Which is easier to say? Your sins are forgiven or arise and walk?

Which is easier to say? Your sins are forgiven or arise and walk? May 22, 2018

“They opened up the roof above him, and let down the mat on which the paralytic was lying” because so many had gathered, there was no longer room.  Jesus was preaching in Capernaum, according to Mark 2:1-12, and when Jesus saw their faith, He said to the paralytic, “Child, your sins are forgiven.”

Knowing what was in the hearts of the scribes who were seated there and that they were calling him a blasphemer, since they believed only God can forgive sin, Jesus also said, “so that you may know that the Son of Man has authority to forgive sins on earth, I say to the paralytic, ‘Rise, pick up your mat and go  home.”  Immediately, in sight of everyone, the paralytic picked up his mat and walked away.

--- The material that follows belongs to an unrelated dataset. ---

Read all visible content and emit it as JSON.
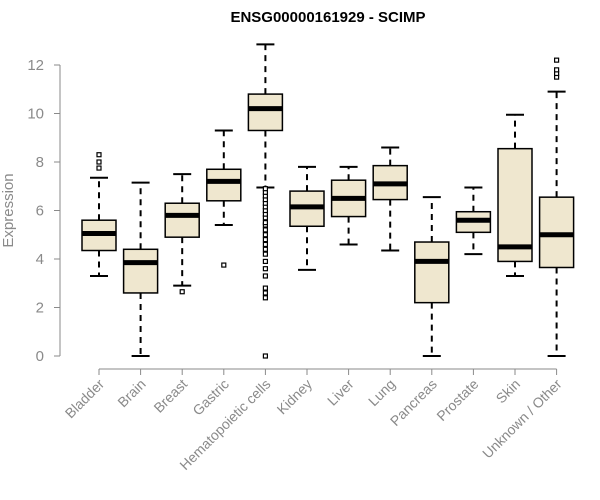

“Pick up your mat and go home” was believable, as this happened right before their eyes.  A man known by the community as paralytic is surely not fraudulently walking away.  This is visible proof.

But “Child, your sins are forgiven”?  This presents a problem.  This is not something they could see, or feel, or touch, or even understand.  Only God could forgive sin.  But Jesus explained by saying that “the Son of Man has authority to forgive sins on earth”.

Was the fact that Jesus could heal the paralytic really enough to convince them of Jesus’ power to forgive sin, just because he said so?

“The Son of Man has the authority?”  Who is the Son of Man?  I think Jesus made some pretty serious assumptions back then.  Did they understand that as sons of man we are all members of the mystical body of Christ?  That since we are all made in the likeness of God that then Jesus can forgive sin?  And if Jesus can, then we can too?  Sometimes I find it hard to realize that first century followers of Jesus could understand his mysterious pronouncements.  And yet I must believe that they did since two thousand years later Jesus’ words are still teaching us lessons.  Jesus showed us the marvelous abilities we have as human beings, as sons of man.

At the time of Jesus, healing afflictions was not unheard of.  The apostles also healed the sick.  Today healings are commonplace – some of which were even hopeless not too long ago.  Medicine is phenomenal now, where it must have been pretty bleak back then.  Some healings must surely have been looked upon as a miracle.  But then, Mark says, “when Jesus saw their faith” he healed the paralytic.  Faith.  That’s the key word!

Jesus healed afflictions and forgave sin.  One definition of sin is missing the mark.  Sin takes you to the Ten Commandments and the word sin has evil connotations.  I remember as a child going to confession and saying the same thing over and over again for years, as I could not think of such a bad thing I would do that I could consider a sin.

We don’t talk about sin anymore – not even missing the mark, which is simply an expression to downplay the evil we think of as sin.

I see so much corruption.  I myself have fallen into the apathy of acceptance.  I have joined the rest of the world and look the other way.

Do we forgive sin?  Yes, we do.  Do we, say arise and walk?  Yes, we do.  Jesus was teaching us a lesson in advance 2000 years ago.

Which is easier?  I don’t think it’s a matter of “easy”.  I think it’s a matter of faith.